Le texte invite la Municipalité à examiner l’opportunité de s’associer à d’autres grandes villes suisses – avec la collaboration des cantons et des spécialistes des addictions – pour solliciter l’accord de la Confédération en vue d’un projet pilote (comme cela a été fait par le passé pour le cannabis). Les partisan·e·s du postulat soulignent que la régulation de la cocaïne pourrait contribuer à assécher le marché illégal, à contrôler la qualité des substances distribuées et à améliorer le lien avec les usagères et usagers.

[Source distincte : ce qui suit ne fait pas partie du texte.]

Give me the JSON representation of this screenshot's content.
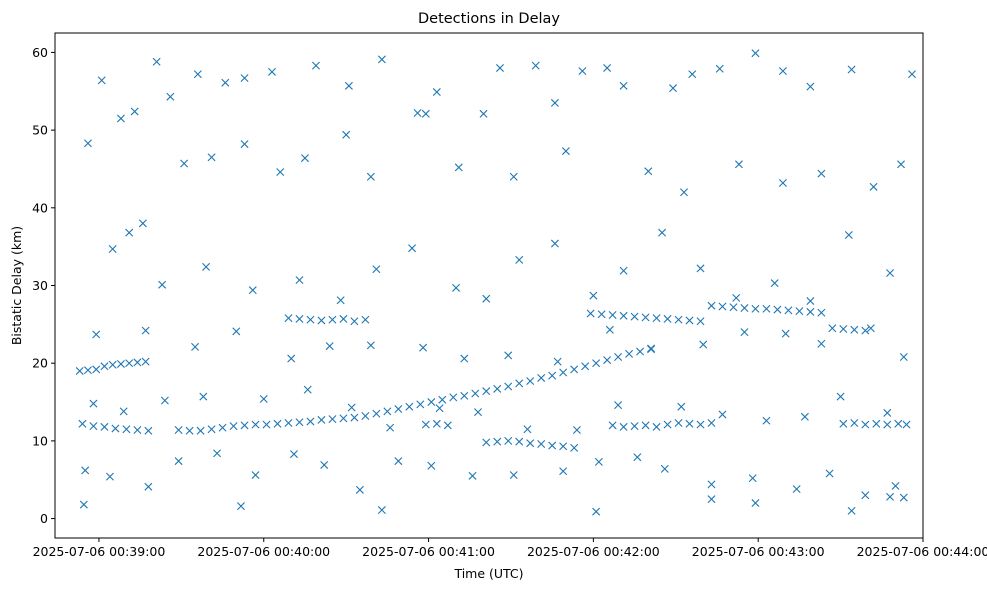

Lausanne est la deuxième ville à se positionner pour un projet-pilote cocaïne, après la Ville de Berne qui avait adopté un postulat similaire en juin 2023. Bien qu’à l’heure actuelle, le droit fédéral ne permette pas la réalisation de tels projets pilotes, il convient de se rappeler que la LStup n’a été modifiée afin de permettre des projets pilotes cannabis que grâce à la pression exercée par les villes. C’est donc une bonne nouvelle que Lausanne emboîte le pas à Berne sur cette thématique importante. A noter que la remise contrôle de cocaïne à des fins thérapeutiques est déjà possible en respect du droit suisse, comme cela a été souligné lors de la deuxième ronde organisée par l’OFSP en novembre 2024 sur la cocaïne et le crack (art. 3e LStup).